Americans not so familiar with Kiwis. I guess we do some odd things with our vowels.
Well, yeah. I saw
Once Were Warriors
subtitled (on VHS), and not just because there was a deaf woman in my class. But the vowel thing is consistent, so we get the hang of it eventually. Enough so that all the Lord of the Rings backstage people make sense to me now.
Also, um--when did Connor get so hot? Was I just not paying attention?
HA! Give in to the Bon Bon!
Damn, I love that show.
Waaah! My television finally decided to die tonight. I think the tube exploded or something, in any case it seems terminal. Fortunately the VCR is still working so I'm taping stuff, but I'm going to be on severe delay.
Thank
God
this didn't happen before the Big Brother finale, that's all I can say!
Once Were Warriors is subtitled for Americans?? Yeek! Then again, didn't someone say that the Americans and the British were the same people divided by a different language.
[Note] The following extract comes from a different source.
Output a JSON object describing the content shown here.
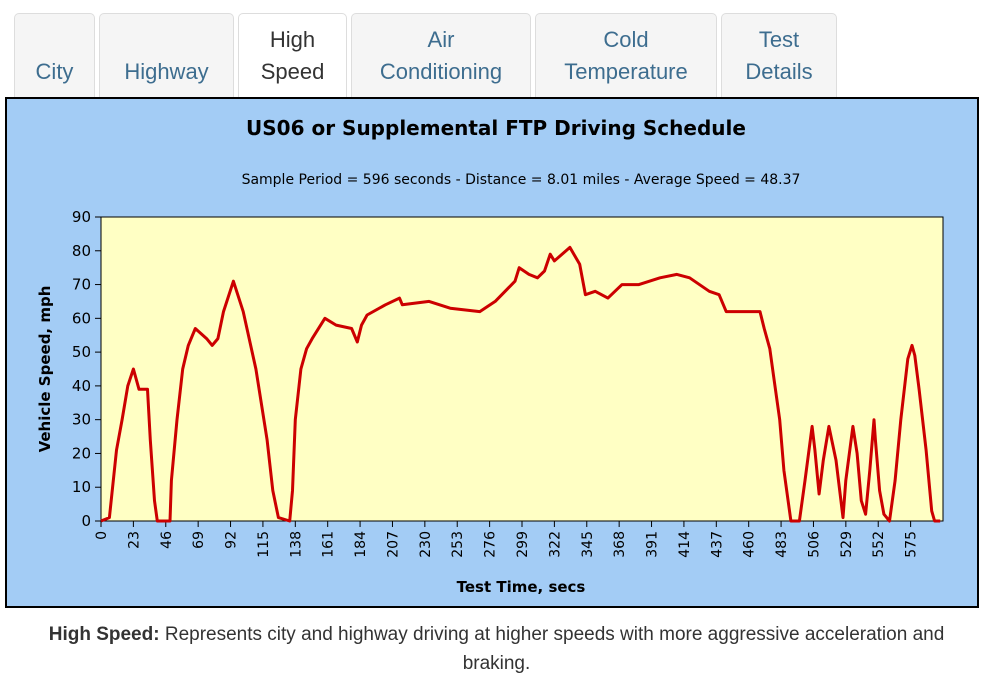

I love watching subtitles on J'can movies. It seems kinda indicative of a notsorare J'can mindset that the captioner seems to have their own unapologetic idea of what the characters
should
be saying.
Shaw. Divided by a common language. Though he may have stolen it from Wilde.
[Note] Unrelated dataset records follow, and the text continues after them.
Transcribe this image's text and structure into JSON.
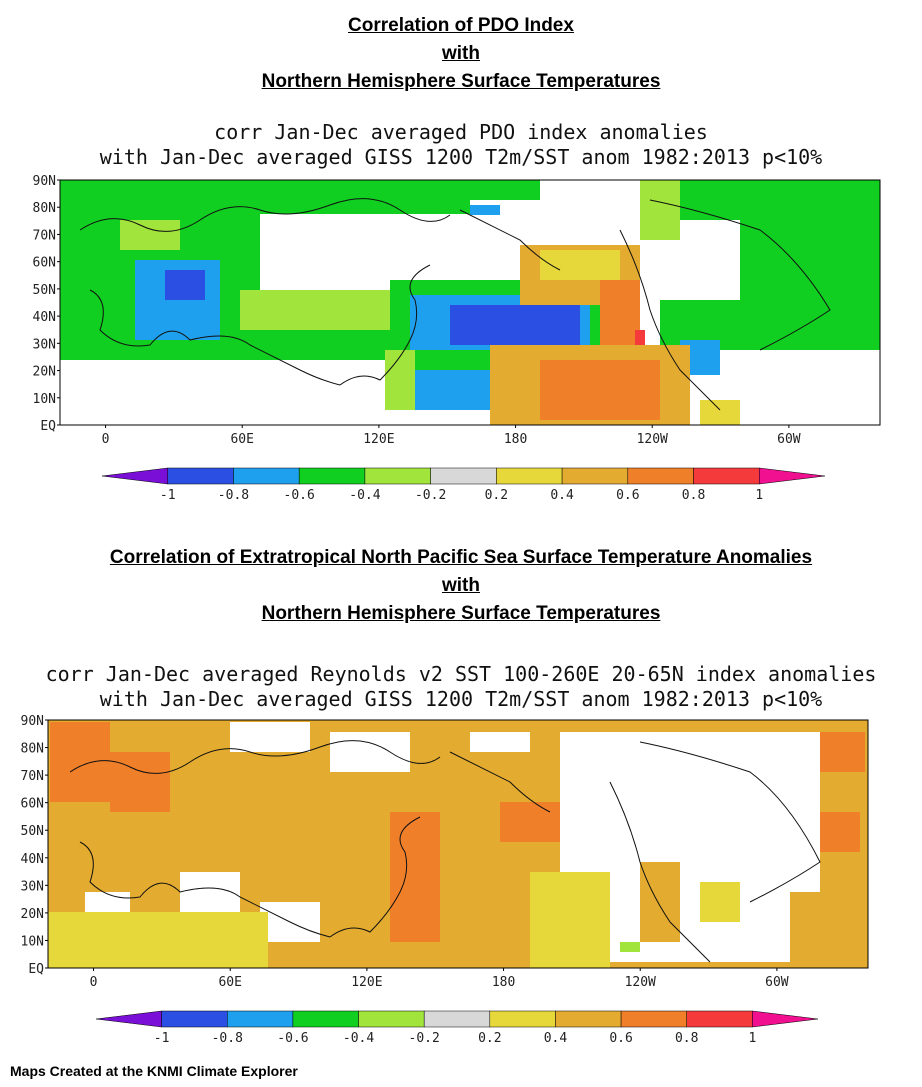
{
  "map1": {
    "heading": [
      "Correlation of PDO Index",
      "with",
      "Northern Hemisphere Surface Temperatures"
    ],
    "subtitle": [
      "corr Jan-Dec averaged PDO index anomalies",
      "with Jan-Dec averaged GISS 1200 T2m/SST anom 1982:2013 p<10%"
    ],
    "lat_labels": [
      "90N",
      "80N",
      "70N",
      "60N",
      "50N",
      "40N",
      "30N",
      "20N",
      "10N",
      "EQ"
    ],
    "lon_labels": [
      "0",
      "60E",
      "120E",
      "180",
      "120W",
      "60W"
    ]
  },
  "map2": {
    "heading": [
      "Correlation of Extratropical North Pacific Sea Surface Temperature Anomalies",
      "with",
      "Northern Hemisphere Surface Temperatures"
    ],
    "subtitle": [
      "corr Jan-Dec averaged Reynolds v2 SST 100-260E 20-65N index anomalies",
      "with Jan-Dec averaged GISS 1200 T2m/SST anom 1982:2013 p<10%"
    ],
    "lat_labels": [
      "90N",
      "80N",
      "70N",
      "60N",
      "50N",
      "40N",
      "30N",
      "20N",
      "10N",
      "EQ"
    ],
    "lon_labels": [
      "0",
      "60E",
      "120E",
      "180",
      "120W",
      "60W"
    ]
  },
  "colorbar": {
    "tick_labels": [
      "-1",
      "-0.8",
      "-0.6",
      "-0.4",
      "-0.2",
      "0.2",
      "0.4",
      "0.6",
      "0.8",
      "1"
    ],
    "colors": [
      "#2b4fe3",
      "#1fa0ee",
      "#10cf20",
      "#a0e43c",
      "#d8d8d8",
      "#e6d83a",
      "#e3ac30",
      "#f07f2a",
      "#f43a3a"
    ],
    "under_color": "#7a10d8",
    "over_color": "#f01090"
  },
  "footer": "Maps Created at the KNMI Climate Explorer"
}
It seems kinda indicative of a notsorare J'can mindset that the captioner seems to have their own unapologetic idea of what the characters should be saying.
So the characters say one thing, and the captions don't match at all? Ew.
the captions don't match at all?
Not quite that bad, but it sometimes happens that it's the
sense
(and only most of it) and not the details that are translated (like "I'm not hungry" when the character said "Mi no waan nyam" -- which is just "I don't want to eat").
Ah. That happens in a lot of movies, it seems. V. irritating, because often it seems as if that's going on, but I don't speak the language at all (or well enough) to know what's really being said. Was watching a Swedish movie this weekend ("Show Me Love"), and at several points, we wondered what was really being said...
Thus I really like watching subtitled movies in languages I do kinda know (ok, french or spanish), because I might not QUITE be able to follow it without subtitles, but with them, I can follow well enough to listen for subtle translation things.